— Некоторое время я сидел на кровати, словно впал в ступор. Розу увидел позже, минут через десять. Сначала я позвал ее. Затем заглянул в каждую комнату, вышел в коридор. Никого. И только позже заметил, что балконная дверь приоткрыта. Роза безумно любила моего брата. Она чувствовала, что с Павлом что-то происходит. Он переживает тяжелый эмоциональный кризис. Отсюда ссоры между ними, размолвки… Она говорила: если с Павлом что-то случится, я не переживу. Это была настоящая большая любовь. Господи, я до сих пор не могу поверить в то, что случилось.
Допрос продолжался еще часа полтора, полицейские разными словами формулировали одни и те же вопросы, словно ожидали, что Вадим собьется или начнет противоречить самому себе, и его можно будет подловить на слове и прижать. Наконец лейтенант Блюс Левин отпустил его, предупредив, что следствие только начато, Вадим не должен куда-либо уезжать, не уведомив полицейских. Поднявшись в номер, он принял душ, упал на кровать и уснул глубоким сном праведника.
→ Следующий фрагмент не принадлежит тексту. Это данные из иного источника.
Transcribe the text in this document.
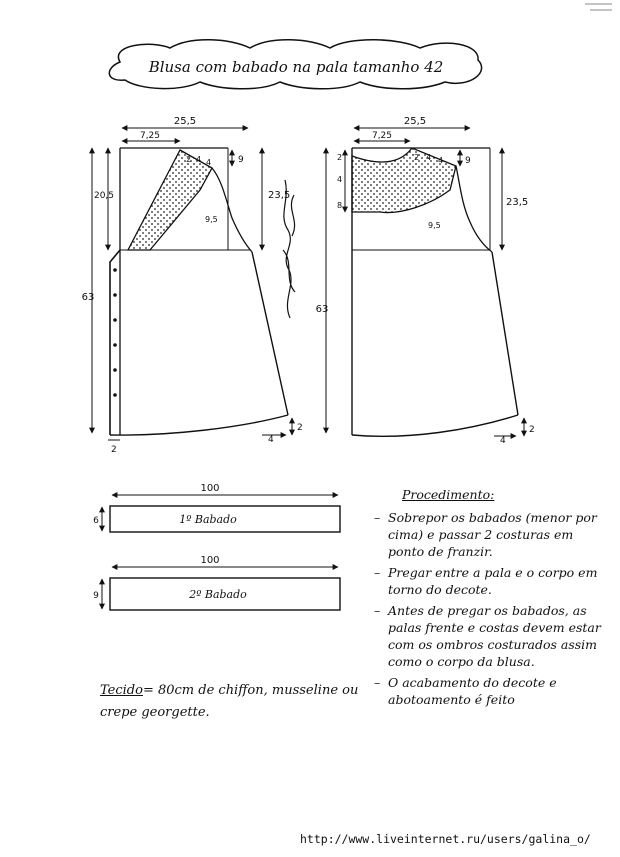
Blusa com babado na pala tamanho 42
25,5
7,25
20,5
63
23,5
9
2 4 4
9,5
4
2
2
25,5
7,25
2
4
8
63
23,5
9
2 4 4
9,5
4
2
100
6	1º Babado
100
9	2º Babado
Tecido= 80cm de chiffon, musseline ou crepe georgette.
Procedimento:
– Sobrepor os babados (menor por cima) e passar 2 costuras em ponto de franzir.
– Pregar entre a pala e o corpo em torno do decote.
– Antes de pregar os babados, as palas frente e costas devem estar com os ombros costurados assim como o corpo da blusa.
– O acabamento do decote e abotoamento é feito
http://www.liveinternet.ru/users/galina_o/
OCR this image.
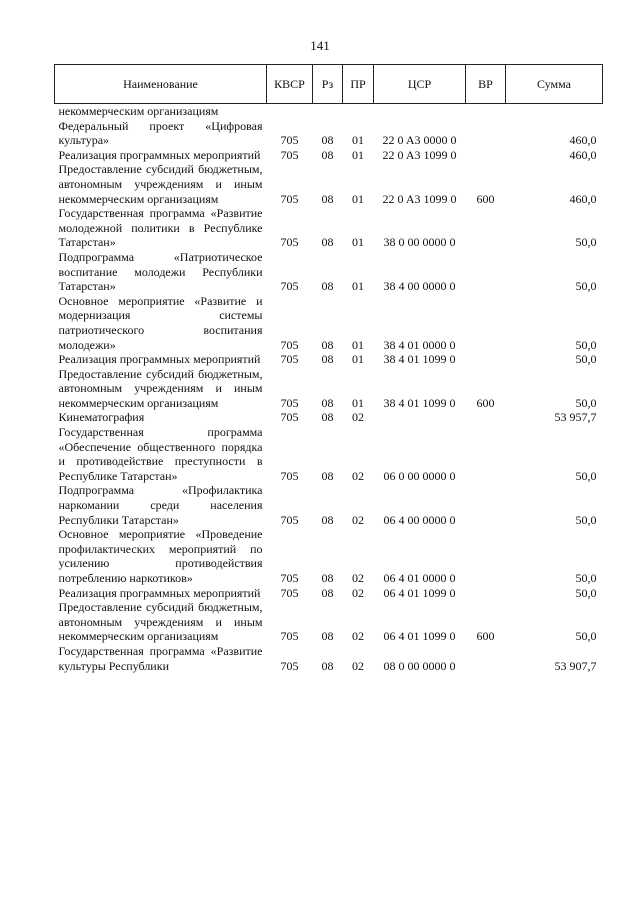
141
Наименование	КВСР	Рз	ПР	ЦСР	ВР	Сумма
некоммерческим организациям						
Федеральный проект «Цифровая культура»	705	08	01	22 0 A3 0000 0		460,0
Реализация программных мероприятий	705	08	01	22 0 A3 1099 0		460,0
Предоставление субсидий бюджетным, автономным учреждениям и иным некоммерческим организациям	705	08	01	22 0 A3 1099 0	600	460,0
Государственная программа «Развитие молодежной политики в Республике Татарстан»	705	08	01	38 0 00 0000 0		50,0
Подпрограмма «Патриотическое воспитание молодежи Республики Татарстан»	705	08	01	38 4 00 0000 0		50,0
Основное мероприятие «Развитие и модернизация системы патриотического воспитания молодежи»	705	08	01	38 4 01 0000 0		50,0
Реализация программных мероприятий	705	08	01	38 4 01 1099 0		50,0
Предоставление субсидий бюджетным, автономным учреждениям и иным некоммерческим организациям	705	08	01	38 4 01 1099 0	600	50,0
Кинематография	705	08	02			53 957,7
Государственная программа «Обеспечение общественного порядка и противодействие преступности в Республике Татарстан»	705	08	02	06 0 00 0000 0		50,0
Подпрограмма «Профилактика наркомании среди населения Республики Татарстан»	705	08	02	06 4 00 0000 0		50,0
Основное мероприятие «Проведение профилактических мероприятий по усилению противодействия потреблению наркотиков»	705	08	02	06 4 01 0000 0		50,0
Реализация программных мероприятий	705	08	02	06 4 01 1099 0		50,0
Предоставление субсидий бюджетным, автономным учреждениям и иным некоммерческим организациям	705	08	02	06 4 01 1099 0	600	50,0
Государственная программа «Развитие культуры Республики	705	08	02	08 0 00 0000 0		53 907,7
Телефон зазвонил, Вадим сел на кровати, взглянул на часы. Казалось, он и пяти минут не проспал. А на самом деле почти два часа. На проводе была та же сиделка, с которой он разговаривал утром.
— Вадим, ваш отец… У него случился сердечный приступ. Он умер до приезда врача. А врач… Он сказал, что перезвонит вам через полчаса.
— Господи, — прошептал Вадим. — Господи…
Он дал отбой, вошел в ванную и включил душ. Еще недавно казалось, что это известие он воспримет легко. Но вышло наоборот, на душе почему-то было горько и тоскливо. Он торопил события, он ждал этого известия последние дни и недели, но оказался к нему не готов. По сердцу что-то царапнуло, задело за живое.
Подумалось, что отец был неплохим человеком. Одиноким, замкнутым. После кончины жены ему не с кем было словом переброситься, не с кем поделиться печалями и радостями. У него не осталось близких друзей, а родственники в России — это так, одно название. Двоюродный брат, сестра… Но по существу чужие люди. Отец надеялся увидеть в детях свое продолжение, мечтал понянчить внуков, но ничего не сбылось, а деньги не принесли ни счастья, ни радости. Наследники, слетевшиеся к смертному одру, больше похожи на воронье, чем на людей.
Девяткин прилетел в Лос-Анджелес в пять вечера. Радченко, встретил его в аэропорту, довез до гостиницы и по дороге выслушал рассказ о московских событиях, трагический и загадочный. Это повествование дополняло и подтверждало информацию, полученную от детектива Питера Брея и от Роберта Милза.
Если сложить воедино всю информацию, можно придти к следующим выводам. Ольга не успела обналичить дорожные чеки, не успела ни с кем встретиться, даже по телефону не поговорила. Получалось, что ее выманили из Америки в Россию только для того, чтобы убить. И выбрали интересное место — дачу старшего брата Павла. Иван Козлов — хозяин антикварной коллекции, которую Ольга надеялась купить, скорее всего, персонаж мифический, его не существует в реальной жизни. Как не существует и антикварной коллекции, однако Ольга была уверена в обратном.
Общая картина более или менее ясна. Однако оставался ряд вопросов, например, откуда Ольга узнала о существовании Козлова? Между ней и продавцом коллекции был посредник, которому она доверяла. Что это за человек?
Если предположить, что все это провернул Вадим Наумов, то вопросов возникает еще больше. Например, как он сумел все так ловко устроить? И еще: каким образом Ольга планировала переправить свои приобретения в Америку, ведь на это нужно официальное разрешение властей. Получить такое разрешение трудно, практически невозможно, по закону антиквариат запрещено вывозить из страны. Эти вопросы ждут ответов.
— Самое трудное — сообщить Джону, что его жена убита, — сказал Радченко. — Даже не представляю, как это сделать.
— Я все скажу сам. А ты переведешь.
Девяткин сам плохо представлял, как лучше выложить трагическое известие, поэтому отложил размышления на потом. По приезде он заперся в номере, и, даже не распаковав чемодан, принял душ. Затем сварил в кофеварке кофе без кофеина, включил кондиционер на полную мощность, занавесил окна плотными шторами и рухнул на кровать.
Сейчас в Москве глубокая ночь, надо вздремнуть хотя бы пару часов, чтобы голова лучше соображала. Уже засыпая, он подумал, что номер в этой недорогой гостинице куда лучше и уютнее его холостяцкой берлоги, пропахшей пылью и табаком, с видом на двухметровый забор, изрисованный похабными рисунками, исписанный неприличными словами, и на диспансер для больных туберкулезом.